Verfügungsbefugnis des Vorerben nach Nacherbfolge, § 2140
Der Vorerbe darf auch nach Eintritt der Nacherbfolge verfügen, bis er vom Eintritt weiß oder wissen muss. Dritte werden dabei geschützt.
Der Vorerbe ist auch nach dem Eintritt des Falles der Nacherbfolge zur Verfügung über Nachlassgegenstände in dem gleichen Umfang wie vorher berechtigt, bis er von dem Eintritt Kenntnis erlangt oder ihn kennen muss. Ein Dritter kann sich auf diese Berechtigung nicht berufen, wenn er bei der Vornahme eines Rechtsgeschäfts den Eintritt kennt oder kennen muss.
Textfassung in Kraft am .
Quelle: Gesetze im Internet — Bundesministerium der Justiz / juris GmbH (gesetze-im-internet.de), wiedergegeben unter der Lizenz Open (Bundesrecht, no formally named licence).

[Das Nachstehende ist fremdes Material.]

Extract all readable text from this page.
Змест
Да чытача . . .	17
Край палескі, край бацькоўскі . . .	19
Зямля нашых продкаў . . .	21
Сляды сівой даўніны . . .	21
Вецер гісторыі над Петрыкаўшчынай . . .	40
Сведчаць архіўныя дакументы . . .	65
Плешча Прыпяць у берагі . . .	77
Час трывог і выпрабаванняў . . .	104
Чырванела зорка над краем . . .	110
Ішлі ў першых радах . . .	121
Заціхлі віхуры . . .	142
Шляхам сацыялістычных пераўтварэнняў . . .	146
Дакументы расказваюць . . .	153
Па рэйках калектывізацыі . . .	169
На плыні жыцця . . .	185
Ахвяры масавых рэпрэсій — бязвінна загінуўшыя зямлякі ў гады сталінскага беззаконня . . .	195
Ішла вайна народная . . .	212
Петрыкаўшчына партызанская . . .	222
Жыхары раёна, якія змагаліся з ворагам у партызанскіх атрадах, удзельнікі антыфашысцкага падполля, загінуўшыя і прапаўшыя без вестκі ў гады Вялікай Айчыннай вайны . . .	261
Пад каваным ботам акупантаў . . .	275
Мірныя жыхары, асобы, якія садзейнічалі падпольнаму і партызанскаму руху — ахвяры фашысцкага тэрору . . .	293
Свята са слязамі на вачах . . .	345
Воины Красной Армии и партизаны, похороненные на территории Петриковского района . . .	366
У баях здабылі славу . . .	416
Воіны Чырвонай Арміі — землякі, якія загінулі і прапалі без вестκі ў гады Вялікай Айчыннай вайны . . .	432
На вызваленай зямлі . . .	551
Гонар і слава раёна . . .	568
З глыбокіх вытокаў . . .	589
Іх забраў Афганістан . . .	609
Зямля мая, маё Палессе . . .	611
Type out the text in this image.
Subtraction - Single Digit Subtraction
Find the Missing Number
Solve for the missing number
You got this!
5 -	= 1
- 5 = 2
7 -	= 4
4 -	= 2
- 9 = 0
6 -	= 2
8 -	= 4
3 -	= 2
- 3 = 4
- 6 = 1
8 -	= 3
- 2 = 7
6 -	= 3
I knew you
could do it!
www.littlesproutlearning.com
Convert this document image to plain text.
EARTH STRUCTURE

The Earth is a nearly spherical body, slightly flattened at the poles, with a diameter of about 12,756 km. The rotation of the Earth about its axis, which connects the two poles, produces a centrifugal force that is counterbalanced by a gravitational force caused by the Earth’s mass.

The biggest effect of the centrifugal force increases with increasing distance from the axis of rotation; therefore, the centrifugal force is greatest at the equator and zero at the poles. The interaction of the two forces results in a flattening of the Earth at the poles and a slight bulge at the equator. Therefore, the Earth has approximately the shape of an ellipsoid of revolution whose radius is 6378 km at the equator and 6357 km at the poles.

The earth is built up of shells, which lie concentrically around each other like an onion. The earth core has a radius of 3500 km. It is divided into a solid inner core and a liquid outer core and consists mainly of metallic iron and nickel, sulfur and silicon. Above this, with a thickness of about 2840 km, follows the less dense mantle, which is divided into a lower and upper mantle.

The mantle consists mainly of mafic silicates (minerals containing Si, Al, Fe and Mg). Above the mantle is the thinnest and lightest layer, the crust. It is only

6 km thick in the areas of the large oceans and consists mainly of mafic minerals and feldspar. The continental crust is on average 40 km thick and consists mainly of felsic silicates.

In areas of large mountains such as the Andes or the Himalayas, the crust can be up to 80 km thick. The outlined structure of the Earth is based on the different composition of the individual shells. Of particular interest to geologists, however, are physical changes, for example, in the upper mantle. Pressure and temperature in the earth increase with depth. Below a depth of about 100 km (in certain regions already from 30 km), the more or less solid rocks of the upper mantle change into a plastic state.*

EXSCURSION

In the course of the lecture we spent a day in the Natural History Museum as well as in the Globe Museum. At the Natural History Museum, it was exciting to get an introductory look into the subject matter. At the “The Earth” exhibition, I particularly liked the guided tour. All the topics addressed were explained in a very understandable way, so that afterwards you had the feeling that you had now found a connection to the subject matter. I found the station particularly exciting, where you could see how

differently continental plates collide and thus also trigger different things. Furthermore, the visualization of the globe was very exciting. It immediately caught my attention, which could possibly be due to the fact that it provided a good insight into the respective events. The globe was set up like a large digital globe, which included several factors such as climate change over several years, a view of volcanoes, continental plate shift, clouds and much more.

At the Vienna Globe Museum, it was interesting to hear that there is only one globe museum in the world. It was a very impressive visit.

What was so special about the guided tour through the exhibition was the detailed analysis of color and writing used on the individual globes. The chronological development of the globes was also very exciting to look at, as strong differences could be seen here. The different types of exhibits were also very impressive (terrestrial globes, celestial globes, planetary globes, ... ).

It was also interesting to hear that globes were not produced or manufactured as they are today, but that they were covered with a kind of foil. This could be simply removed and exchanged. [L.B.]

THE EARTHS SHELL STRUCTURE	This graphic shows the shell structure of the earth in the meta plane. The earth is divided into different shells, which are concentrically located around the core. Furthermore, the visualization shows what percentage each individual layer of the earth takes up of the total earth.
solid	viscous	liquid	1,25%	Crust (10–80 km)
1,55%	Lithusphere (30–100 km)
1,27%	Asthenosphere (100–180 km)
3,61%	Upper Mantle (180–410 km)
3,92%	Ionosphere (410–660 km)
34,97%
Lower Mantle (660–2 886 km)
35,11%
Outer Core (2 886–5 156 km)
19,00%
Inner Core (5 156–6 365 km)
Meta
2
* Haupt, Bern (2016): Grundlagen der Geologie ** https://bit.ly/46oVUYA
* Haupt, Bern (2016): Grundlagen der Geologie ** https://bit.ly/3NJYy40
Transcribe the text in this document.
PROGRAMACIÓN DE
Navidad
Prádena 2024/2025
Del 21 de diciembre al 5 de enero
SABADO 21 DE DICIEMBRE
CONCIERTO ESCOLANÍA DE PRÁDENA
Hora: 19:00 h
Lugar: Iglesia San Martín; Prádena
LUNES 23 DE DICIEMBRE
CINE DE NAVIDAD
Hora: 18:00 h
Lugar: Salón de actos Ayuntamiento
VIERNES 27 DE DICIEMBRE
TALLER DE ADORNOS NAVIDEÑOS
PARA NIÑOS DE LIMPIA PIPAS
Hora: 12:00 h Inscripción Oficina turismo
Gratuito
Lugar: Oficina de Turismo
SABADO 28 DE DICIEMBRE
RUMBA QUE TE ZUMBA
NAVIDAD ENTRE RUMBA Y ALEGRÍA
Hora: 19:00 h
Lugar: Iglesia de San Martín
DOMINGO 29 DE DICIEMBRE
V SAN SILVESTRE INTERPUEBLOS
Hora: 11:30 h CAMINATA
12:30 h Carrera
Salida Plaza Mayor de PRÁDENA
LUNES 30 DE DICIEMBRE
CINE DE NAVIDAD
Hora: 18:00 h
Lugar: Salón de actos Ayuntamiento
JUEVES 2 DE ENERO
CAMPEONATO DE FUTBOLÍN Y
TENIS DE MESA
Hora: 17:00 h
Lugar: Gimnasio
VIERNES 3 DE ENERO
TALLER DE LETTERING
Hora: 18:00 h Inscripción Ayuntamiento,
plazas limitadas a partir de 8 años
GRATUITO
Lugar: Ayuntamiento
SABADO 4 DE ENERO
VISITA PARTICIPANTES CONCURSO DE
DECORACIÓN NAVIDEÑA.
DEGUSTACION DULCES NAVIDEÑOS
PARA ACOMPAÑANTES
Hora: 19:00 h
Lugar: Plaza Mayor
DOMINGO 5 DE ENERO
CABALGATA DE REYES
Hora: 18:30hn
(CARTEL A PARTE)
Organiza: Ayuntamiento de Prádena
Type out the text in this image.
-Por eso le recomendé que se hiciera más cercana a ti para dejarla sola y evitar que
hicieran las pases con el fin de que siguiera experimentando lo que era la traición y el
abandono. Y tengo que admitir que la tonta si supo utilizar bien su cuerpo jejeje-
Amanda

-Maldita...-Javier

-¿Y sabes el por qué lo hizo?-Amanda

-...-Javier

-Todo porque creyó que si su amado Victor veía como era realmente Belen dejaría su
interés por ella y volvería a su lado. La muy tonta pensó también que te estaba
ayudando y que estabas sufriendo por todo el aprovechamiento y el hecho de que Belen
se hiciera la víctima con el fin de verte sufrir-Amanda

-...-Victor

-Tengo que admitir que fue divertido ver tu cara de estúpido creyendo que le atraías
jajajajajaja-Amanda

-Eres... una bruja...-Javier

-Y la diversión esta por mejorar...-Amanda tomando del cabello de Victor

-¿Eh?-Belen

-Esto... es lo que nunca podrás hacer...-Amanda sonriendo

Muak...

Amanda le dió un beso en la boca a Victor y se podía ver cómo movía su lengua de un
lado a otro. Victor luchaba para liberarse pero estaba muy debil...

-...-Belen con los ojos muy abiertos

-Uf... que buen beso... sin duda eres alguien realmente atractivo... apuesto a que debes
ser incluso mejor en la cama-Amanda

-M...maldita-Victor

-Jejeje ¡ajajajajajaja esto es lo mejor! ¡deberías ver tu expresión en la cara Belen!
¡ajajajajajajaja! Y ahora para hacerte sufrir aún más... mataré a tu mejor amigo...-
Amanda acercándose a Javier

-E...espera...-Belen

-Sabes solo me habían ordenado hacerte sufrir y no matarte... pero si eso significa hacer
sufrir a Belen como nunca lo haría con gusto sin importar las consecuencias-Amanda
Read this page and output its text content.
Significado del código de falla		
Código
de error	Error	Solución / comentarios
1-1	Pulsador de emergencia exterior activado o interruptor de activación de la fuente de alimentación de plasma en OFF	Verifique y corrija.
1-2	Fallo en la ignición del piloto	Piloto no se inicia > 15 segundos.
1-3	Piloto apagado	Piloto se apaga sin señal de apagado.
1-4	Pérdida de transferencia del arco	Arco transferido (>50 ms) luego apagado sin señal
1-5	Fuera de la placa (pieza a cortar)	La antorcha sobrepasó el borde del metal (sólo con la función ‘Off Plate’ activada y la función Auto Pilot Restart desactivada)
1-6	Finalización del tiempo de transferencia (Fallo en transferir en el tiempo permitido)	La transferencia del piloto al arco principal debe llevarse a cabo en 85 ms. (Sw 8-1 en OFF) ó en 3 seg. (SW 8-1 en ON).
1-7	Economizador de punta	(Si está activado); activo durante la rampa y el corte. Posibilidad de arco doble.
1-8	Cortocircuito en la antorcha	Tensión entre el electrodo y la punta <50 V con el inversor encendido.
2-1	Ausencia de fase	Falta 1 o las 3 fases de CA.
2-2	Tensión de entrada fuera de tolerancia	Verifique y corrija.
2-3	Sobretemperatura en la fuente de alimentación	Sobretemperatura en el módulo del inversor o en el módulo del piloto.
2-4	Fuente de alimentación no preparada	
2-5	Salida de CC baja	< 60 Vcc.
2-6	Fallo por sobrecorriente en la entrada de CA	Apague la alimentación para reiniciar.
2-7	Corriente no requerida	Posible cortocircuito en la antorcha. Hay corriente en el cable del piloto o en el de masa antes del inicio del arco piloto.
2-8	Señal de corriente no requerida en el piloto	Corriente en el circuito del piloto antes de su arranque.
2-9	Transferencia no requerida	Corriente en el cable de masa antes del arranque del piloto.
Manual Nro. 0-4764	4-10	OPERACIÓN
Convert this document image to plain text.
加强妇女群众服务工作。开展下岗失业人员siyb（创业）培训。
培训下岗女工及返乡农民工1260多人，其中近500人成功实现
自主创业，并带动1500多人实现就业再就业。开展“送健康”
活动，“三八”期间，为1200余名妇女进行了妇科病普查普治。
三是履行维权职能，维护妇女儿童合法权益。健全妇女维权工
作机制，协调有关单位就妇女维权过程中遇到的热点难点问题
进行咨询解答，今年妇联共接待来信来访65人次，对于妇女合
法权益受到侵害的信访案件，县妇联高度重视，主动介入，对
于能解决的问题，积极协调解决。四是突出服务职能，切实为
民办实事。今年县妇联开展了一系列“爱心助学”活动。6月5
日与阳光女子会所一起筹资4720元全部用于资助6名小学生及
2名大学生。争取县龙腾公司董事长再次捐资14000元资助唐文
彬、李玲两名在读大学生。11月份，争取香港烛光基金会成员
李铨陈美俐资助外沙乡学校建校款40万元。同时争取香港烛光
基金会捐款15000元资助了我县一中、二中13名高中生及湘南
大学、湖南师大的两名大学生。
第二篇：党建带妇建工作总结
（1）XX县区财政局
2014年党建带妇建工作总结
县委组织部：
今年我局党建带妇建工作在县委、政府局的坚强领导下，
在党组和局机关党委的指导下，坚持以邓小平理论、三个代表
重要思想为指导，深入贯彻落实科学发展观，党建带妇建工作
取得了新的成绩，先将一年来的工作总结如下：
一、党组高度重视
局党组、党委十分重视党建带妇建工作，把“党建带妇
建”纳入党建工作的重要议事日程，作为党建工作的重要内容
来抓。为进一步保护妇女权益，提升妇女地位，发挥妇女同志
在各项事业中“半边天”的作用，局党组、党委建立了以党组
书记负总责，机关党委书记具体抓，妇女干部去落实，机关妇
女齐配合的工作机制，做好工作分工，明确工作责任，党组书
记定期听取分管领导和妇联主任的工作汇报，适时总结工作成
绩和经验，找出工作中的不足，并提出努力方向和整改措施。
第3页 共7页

Was die Vorschrift wirklich sagt
Tritt der Fall der Nacherbfolge ein, verliert der Vorerbe grundsätzlich seine Berechtigung am Nachlass zugunsten des Nacherben. Diese Vorschrift regelt die rechtlichen Folgen, wenn der Vorerbe trotz des bereits eingetretenen Nacherbfalls noch Nachlassgegenstände veräußert, überträgt oder belastet.
Solange der Vorerbe vom Eintritt der Nacherbfolge weder Kenntnis hat noch diese kennen muss, bleiben seine Verfügungen im bisherigen Umfang wirksam. Dadurch werden Rechtsgeschäfte geschützt, die der Vorerbe in Unkenntnis der veränderten Rechtslage vornimmt.
Ein Schutz besteht auch für Geschäftspartner, allerdings nur bei eigener Gutgläubigkeit. Wer beim Abschluss des Rechtsgeschäfts vom Eintritt der Nacherbfolge wusste oder diesen fahrlässig nicht kannte, kann sich nicht auf die Berechtigung des Vorerben berufen.
Wann sie gilt
- Ein Vorerbe verkauft ein Bild aus dem Nachlass, bevor er vom Ableben der Person erfährt, deren Tod den Nacherbfall auslöst.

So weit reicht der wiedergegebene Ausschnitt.